Jack Ryan has undergone an interesting change. Main character of many novels written by Tom Clancy and five Hollywood movies, Ryan was once a very specific kind of hero: brilliant, bookish (he is a history PhD), family orientated, and driven by an ethos of national spirit and straight forward ethics. His worldview was nuanced and insightful, born by wading through stacks of reports to gain insights not always apparent on the surface. Insights that he was willing to triumph and protect in the face of political power. Through Ryan, Clancy’s narratives became a subtle blend of tension, political awareness, and, most importantly, critical reflection on geopolitics. Such reflection, however, is lost on the current adaptation of his characters.

In the latest offering — Jack Ryan: Shadow Recruit staring Chris Pine – our character has become an appendage of the state apparatus, rather than critical node within it. Geopolitics, through the lens of Ryan’s exploits, takes on a very different character as a result. In some important ways, the transition to the ‘new’ Jack Ryan is emblematic of how the geopolitical imagery portrayed in pop culture has become somewhat simplified and uncritical.

Clancy’s hero, meant to personify the best parts of the US military and intelligence establishments, was interesting because he was self-aware of the ambiguity and nuance of the situations he found himself in. Those around him often wielded great political or institutional power which far out-weighed his status as lowly analyst. But, his ability to learn, reflect, and empathize, as well as his willingness to buck petty-power politics, lead him to resist their unreasoned positions, which is the source of his heroism. Clear and Present Danger (1994) ends with Ryan, as an acting CIA deputy-director, rebuffing a veiled threat from the American President. In the final scene, Ryan enters a Senate hearing to outline illegal US military activity in Latin America. In the end Ryan behaves honourably, in spite of the toll his involvement will have on his career. More interesting, though, is that the film does not attempt to save the larger foreign policy machine from disgrace. We are left with an uneasy feeling about American power and influence—What if Ryan had not been there?

Ryan was also stunningly human and empathetic. In Patriot Games (1992), Ryan interrupts an IRA-splinter group’s attempt to murder a member of the Royal family in London. When asked later by a confidant why he intervened Ryan’s reply surprises: “It was rage, pure rage.” Drawing on the complex dynamics of anger and retribution which underlie the politics of Northern Ireland at the time, the scene lays bare our hero’s susceptibility to the same emotional drives seen in his villains. In Patriot Games it is Ryan’s cautious, meticulous, and informed channelling of his emotions that drives his heroism. Yet, again, we are left acutely aware that he is similar to his villains on a very basic level.
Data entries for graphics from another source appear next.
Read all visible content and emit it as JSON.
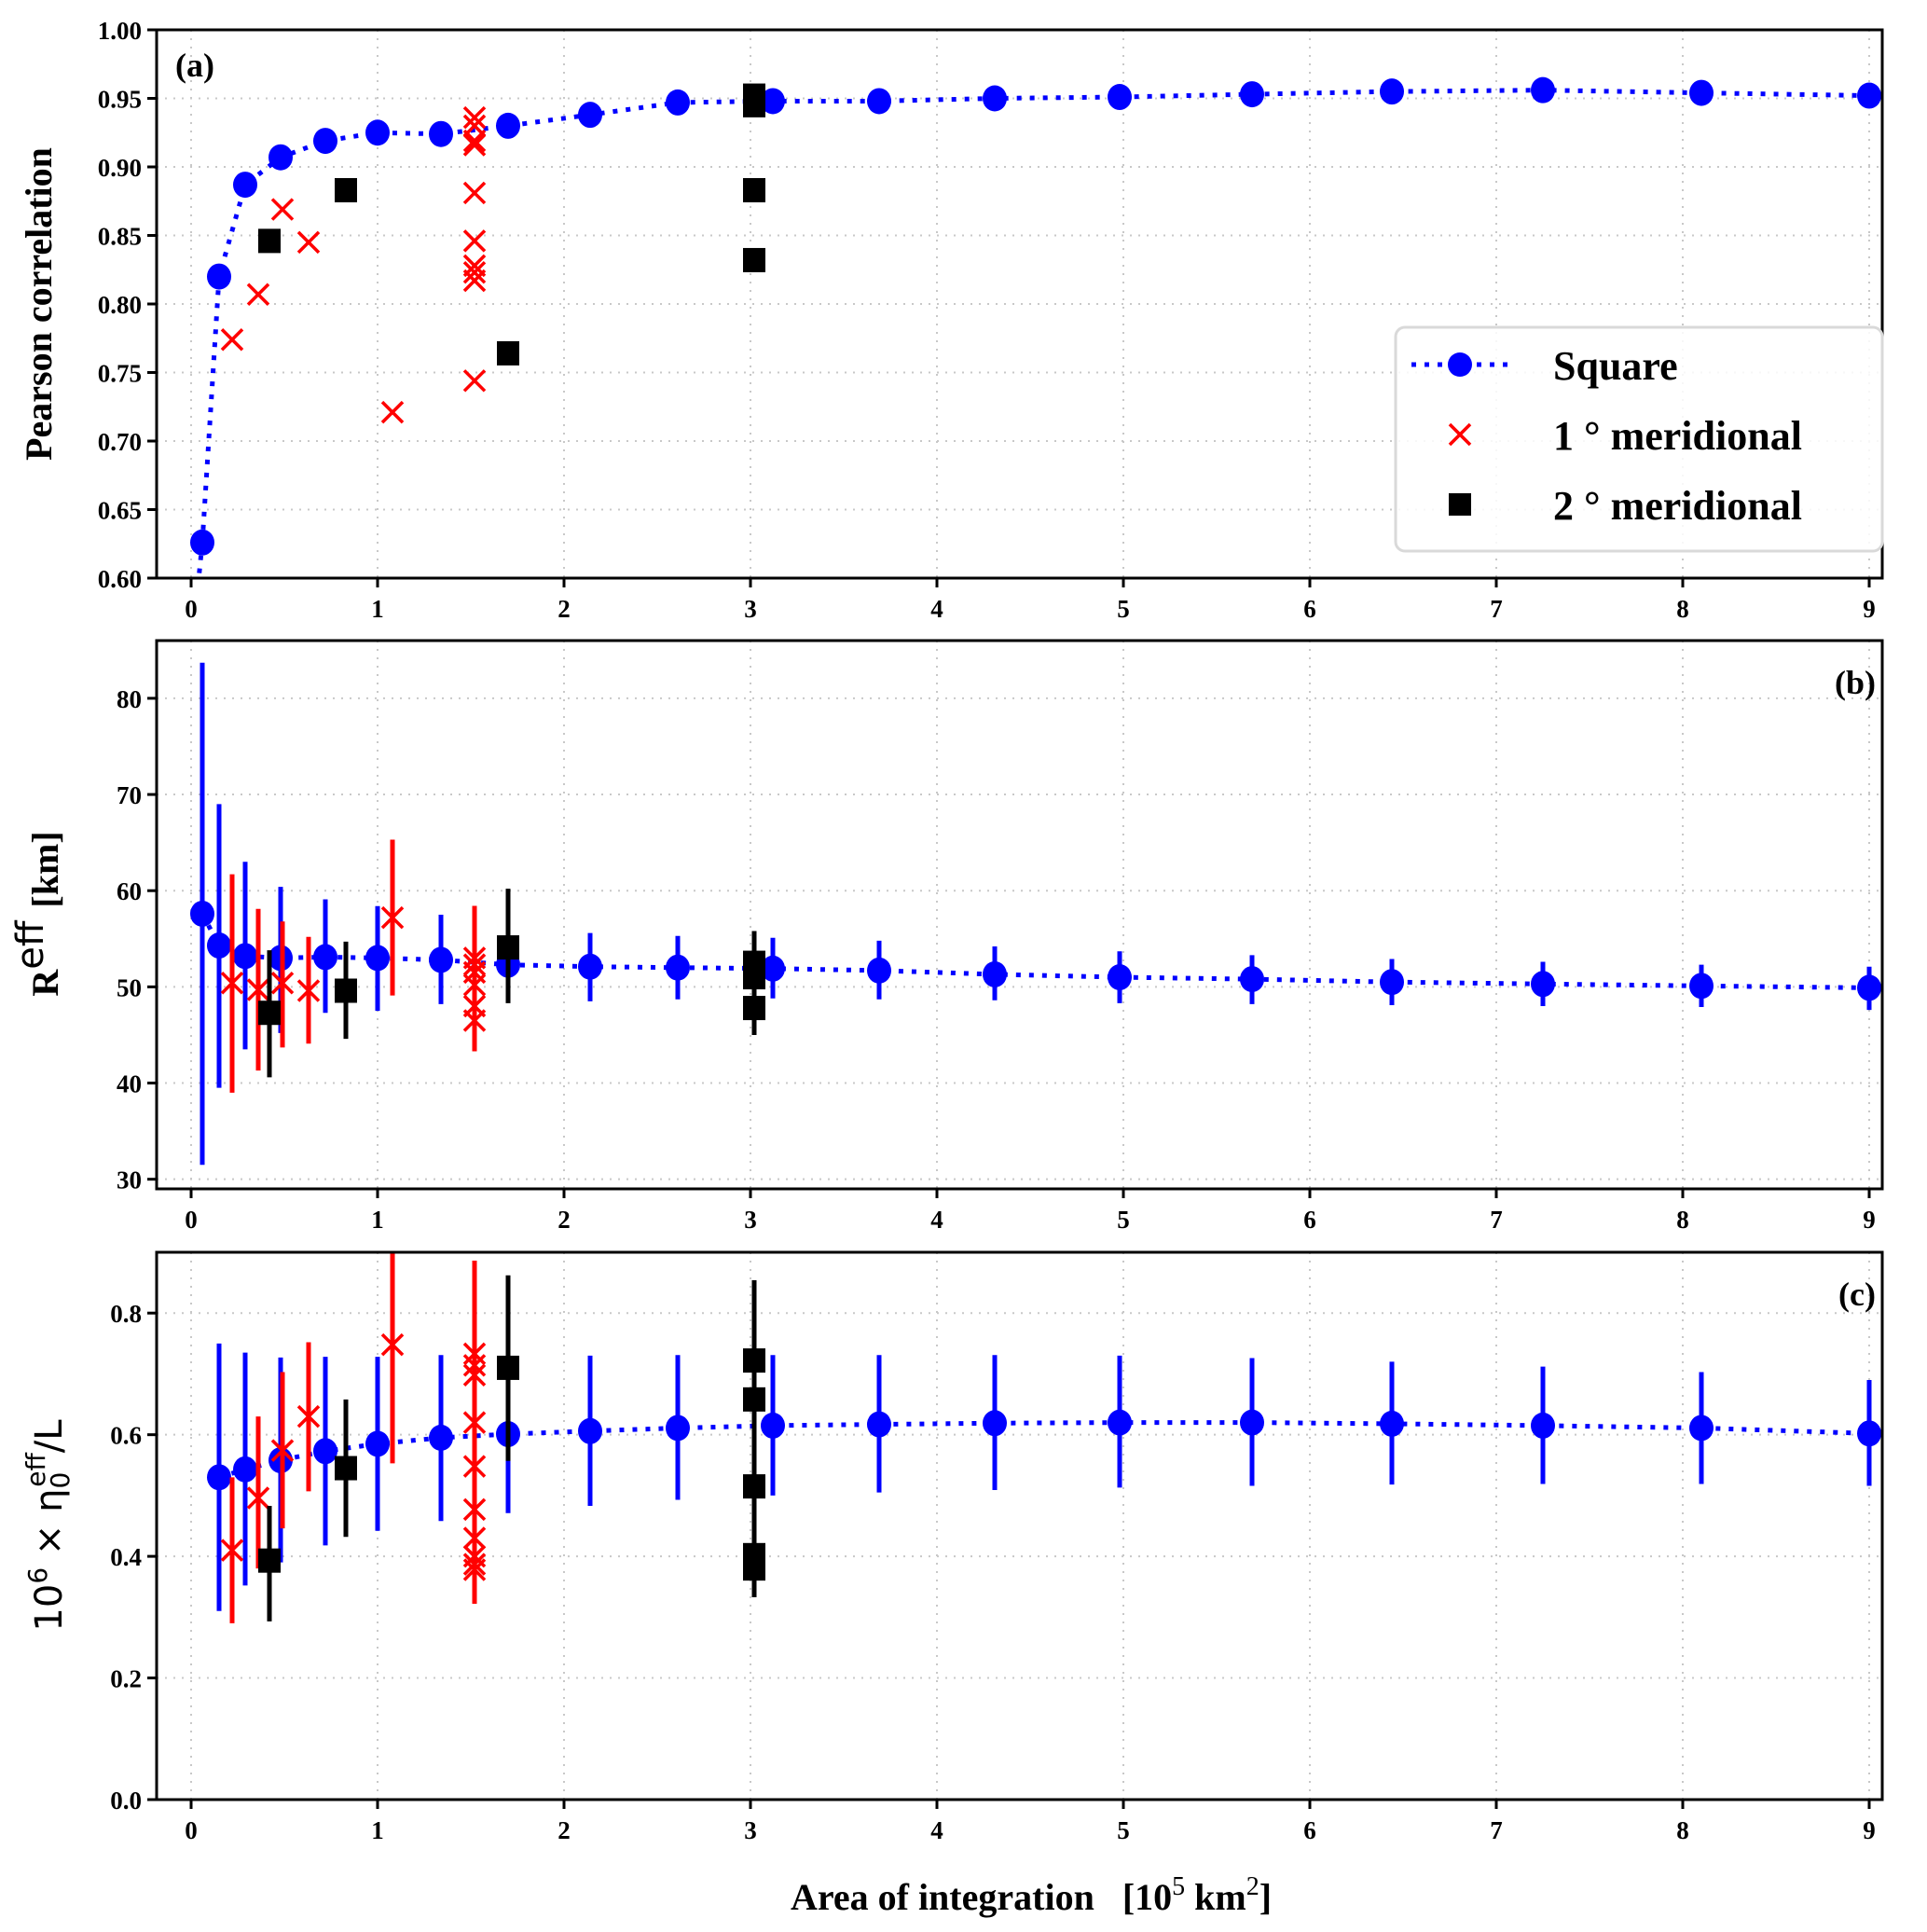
{
  "colors": {
    "square": "#0000ff",
    "meridional_1deg": "#ff0000",
    "meridional_2deg": "#000000",
    "grid": "#c8c8c8",
    "legend_border": "#d9d9d9"
  },
  "chart_data": [
    {
      "id": "a",
      "type": "scatter",
      "panel_label": "(a)",
      "title": "",
      "xlabel": "",
      "ylabel": "Pearson correlation",
      "xlim": [
        -0.2,
        9.1
      ],
      "ylim": [
        0.6,
        1.0
      ],
      "xticks": [
        0,
        1,
        2,
        3,
        4,
        5,
        6,
        7,
        8,
        9
      ],
      "yticks": [
        0.6,
        0.65,
        0.7,
        0.75,
        0.8,
        0.85,
        0.9,
        0.95,
        1.0
      ],
      "ytick_labels": [
        "0.60",
        "0.65",
        "0.70",
        "0.75",
        "0.80",
        "0.85",
        "0.90",
        "0.95",
        "1.00"
      ],
      "grid": true,
      "legend": {
        "placement": "center-right",
        "entries": [
          {
            "label": "Square",
            "marker": "circle",
            "line": "dotted",
            "series": "square"
          },
          {
            "label": "1 °  meridional",
            "marker": "x",
            "series": "meridional_1deg"
          },
          {
            "label": "2 °  meridional",
            "marker": "square",
            "series": "meridional_2deg"
          }
        ]
      },
      "series": [
        {
          "name": "Square",
          "key": "square",
          "marker": "circle",
          "line": "dotted",
          "x": [
            0.06,
            0.15,
            0.29,
            0.48,
            0.72,
            1.0,
            1.34,
            1.7,
            2.14,
            2.61,
            3.12,
            3.69,
            4.31,
            4.98,
            5.69,
            6.44,
            7.25,
            8.1,
            9.0
          ],
          "y": [
            0.626,
            0.82,
            0.887,
            0.907,
            0.919,
            0.925,
            0.924,
            0.93,
            0.938,
            0.947,
            0.948,
            0.948,
            0.95,
            0.951,
            0.953,
            0.955,
            0.956,
            0.954,
            0.952
          ]
        },
        {
          "name": "1 ° meridional",
          "key": "meridional_1deg",
          "marker": "x",
          "x": [
            0.22,
            0.36,
            0.49,
            0.63,
            1.08,
            1.52,
            1.52,
            1.52,
            1.52,
            1.52,
            1.52,
            1.52,
            1.52,
            1.52,
            1.52
          ],
          "y": [
            0.774,
            0.807,
            0.869,
            0.845,
            0.721,
            0.936,
            0.93,
            0.919,
            0.916,
            0.881,
            0.846,
            0.828,
            0.823,
            0.817,
            0.744
          ]
        },
        {
          "name": "2 ° meridional",
          "key": "meridional_2deg",
          "marker": "square",
          "x": [
            0.42,
            0.83,
            1.7,
            3.02,
            3.02,
            3.02,
            3.02
          ],
          "y": [
            0.846,
            0.883,
            0.764,
            0.952,
            0.945,
            0.883,
            0.832
          ]
        }
      ]
    },
    {
      "id": "b",
      "type": "scatter",
      "panel_label": "(b)",
      "title": "",
      "xlabel": "",
      "ylabel_main": "R",
      "ylabel_sup": "eff",
      "ylabel_unit": "[km]",
      "xlim": [
        -0.2,
        9.1
      ],
      "ylim": [
        29,
        86
      ],
      "xticks": [
        0,
        1,
        2,
        3,
        4,
        5,
        6,
        7,
        8,
        9
      ],
      "yticks": [
        30,
        40,
        50,
        60,
        70,
        80
      ],
      "ytick_labels": [
        "30",
        "40",
        "50",
        "60",
        "70",
        "80"
      ],
      "grid": true,
      "series": [
        {
          "name": "Square",
          "key": "square",
          "marker": "circle",
          "line": "dotted",
          "x": [
            0.06,
            0.15,
            0.29,
            0.48,
            0.72,
            1.0,
            1.34,
            1.7,
            2.14,
            2.61,
            3.12,
            3.69,
            4.31,
            4.98,
            5.69,
            6.44,
            7.25,
            8.1,
            9.0
          ],
          "y": [
            57.6,
            54.3,
            53.2,
            53.0,
            53.1,
            53.0,
            52.8,
            52.3,
            52.1,
            52.0,
            51.9,
            51.7,
            51.3,
            51.0,
            50.8,
            50.5,
            50.3,
            50.1,
            49.9
          ],
          "yerr_low": [
            31.5,
            39.5,
            43.5,
            45.2,
            47.3,
            47.5,
            48.2,
            48.7,
            48.5,
            48.7,
            48.8,
            48.7,
            48.6,
            48.3,
            48.2,
            48.1,
            48.0,
            47.9,
            47.6
          ],
          "yerr_high": [
            83.7,
            69.0,
            63.0,
            60.4,
            59.1,
            58.4,
            57.5,
            56.4,
            55.6,
            55.3,
            55.1,
            54.8,
            54.2,
            53.7,
            53.3,
            52.9,
            52.6,
            52.3,
            52.1
          ]
        },
        {
          "name": "1 ° meridional",
          "key": "meridional_1deg",
          "marker": "x",
          "x": [
            0.22,
            0.36,
            0.49,
            0.63,
            1.08,
            1.52,
            1.52,
            1.52,
            1.52,
            1.52,
            1.52
          ],
          "y": [
            50.4,
            49.7,
            50.4,
            49.6,
            57.2,
            53.0,
            52.3,
            51.5,
            50.2,
            48.0,
            46.5
          ],
          "yerr_low": [
            39.0,
            41.3,
            43.7,
            44.1,
            49.1,
            43.3,
            43.3,
            43.3,
            43.3,
            43.3,
            43.3
          ],
          "yerr_high": [
            61.7,
            58.1,
            56.8,
            55.2,
            65.3,
            58.4,
            58.4,
            58.4,
            58.4,
            58.4,
            58.4
          ]
        },
        {
          "name": "2 ° meridional",
          "key": "meridional_2deg",
          "marker": "square",
          "x": [
            0.42,
            0.83,
            1.7,
            3.02,
            3.02,
            3.02
          ],
          "y": [
            47.3,
            49.6,
            54.1,
            52.5,
            51.0,
            47.8
          ],
          "yerr_low": [
            40.6,
            44.6,
            48.3,
            45.0,
            45.0,
            45.0
          ],
          "yerr_high": [
            53.8,
            54.7,
            60.2,
            55.8,
            55.8,
            55.8
          ]
        }
      ]
    },
    {
      "id": "c",
      "type": "scatter",
      "panel_label": "(c)",
      "title": "",
      "xlabel_main": "Area of integration   [10",
      "xlabel_sup1": "5",
      "xlabel_mid": " km",
      "xlabel_sup2": "2",
      "xlabel_end": "]",
      "ylabel_pre": "10",
      "ylabel_pre_sup": "6",
      "ylabel_mid": " × η",
      "ylabel_sub": "0",
      "ylabel_sup": "eff",
      "ylabel_end": "/L",
      "xlim": [
        -0.2,
        9.1
      ],
      "ylim": [
        0.0,
        0.9
      ],
      "xticks": [
        0,
        1,
        2,
        3,
        4,
        5,
        6,
        7,
        8,
        9
      ],
      "xtick_labels": [
        "0",
        "1",
        "2",
        "3",
        "4",
        "5",
        "6",
        "7",
        "8",
        "9"
      ],
      "yticks": [
        0.0,
        0.2,
        0.4,
        0.6,
        0.8
      ],
      "ytick_labels": [
        "0.0",
        "0.2",
        "0.4",
        "0.6",
        "0.8"
      ],
      "grid": true,
      "series": [
        {
          "name": "Square",
          "key": "square",
          "marker": "circle",
          "line": "dotted",
          "x": [
            0.15,
            0.29,
            0.48,
            0.72,
            1.0,
            1.34,
            1.7,
            2.14,
            2.61,
            3.12,
            3.69,
            4.31,
            4.98,
            5.69,
            6.44,
            7.25,
            8.1,
            9.0
          ],
          "y": [
            0.53,
            0.543,
            0.558,
            0.573,
            0.585,
            0.595,
            0.601,
            0.606,
            0.611,
            0.615,
            0.617,
            0.619,
            0.62,
            0.62,
            0.618,
            0.615,
            0.611,
            0.602
          ],
          "yerr_low": [
            0.31,
            0.352,
            0.39,
            0.418,
            0.442,
            0.458,
            0.471,
            0.483,
            0.493,
            0.5,
            0.505,
            0.509,
            0.513,
            0.516,
            0.518,
            0.519,
            0.519,
            0.516
          ],
          "yerr_high": [
            0.75,
            0.735,
            0.727,
            0.728,
            0.728,
            0.731,
            0.731,
            0.73,
            0.731,
            0.731,
            0.731,
            0.731,
            0.73,
            0.726,
            0.72,
            0.712,
            0.703,
            0.69
          ]
        },
        {
          "name": "1 ° meridional",
          "key": "meridional_1deg",
          "marker": "x",
          "x": [
            0.22,
            0.36,
            0.49,
            0.63,
            1.08,
            1.52,
            1.52,
            1.52,
            1.52,
            1.52,
            1.52,
            1.52,
            1.52,
            1.52,
            1.52
          ],
          "y": [
            0.41,
            0.496,
            0.574,
            0.63,
            0.748,
            0.733,
            0.714,
            0.698,
            0.62,
            0.548,
            0.477,
            0.43,
            0.4,
            0.387,
            0.378
          ],
          "yerr_low": [
            0.29,
            0.38,
            0.446,
            0.507,
            0.553,
            0.322,
            0.322,
            0.322,
            0.322,
            0.322,
            0.322,
            0.322,
            0.322,
            0.322,
            0.322
          ],
          "yerr_high": [
            0.53,
            0.63,
            0.703,
            0.752,
            0.905,
            0.886,
            0.886,
            0.886,
            0.886,
            0.886,
            0.886,
            0.886,
            0.886,
            0.886,
            0.886
          ]
        },
        {
          "name": "2 ° meridional",
          "key": "meridional_2deg",
          "marker": "square",
          "x": [
            0.42,
            0.83,
            1.7,
            3.02,
            3.02,
            3.02,
            3.02,
            3.02
          ],
          "y": [
            0.393,
            0.545,
            0.71,
            0.722,
            0.658,
            0.515,
            0.402,
            0.38
          ],
          "yerr_low": [
            0.293,
            0.432,
            0.557,
            0.333,
            0.333,
            0.333,
            0.333,
            0.333
          ],
          "yerr_high": [
            0.483,
            0.658,
            0.862,
            0.854,
            0.854,
            0.854,
            0.854,
            0.854
          ]
        }
      ]
    }
  ]
}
It is his choice of response that sets him apart.

Jack is a different man now; though still brilliant he is now an undercover operative. His economics background allows him an almost forensic ability to discern irregularities in financial transactions, which eventually leads to him uncovering a Russian plot to destroy the Western financial system. In many ways it’s a simpler threat, and a simpler hero. Though his emotions still show through, they are not the foundation for his heroism. Similarly, there is no ambiguity in the actions he is asked to undertake, nor does he question them on a political level.

Though these are the same character in name, the world they inhabit and traits they embody are very different. While one gave us a chance to reflect on geopolitics and the role of the lowly individual within them, the latter is more open to an unquestioning acceptance of things as they are. None of this, of course, is to say that pop culture and Hollywood are losing their critical potential, but it does seem an important trend to watch.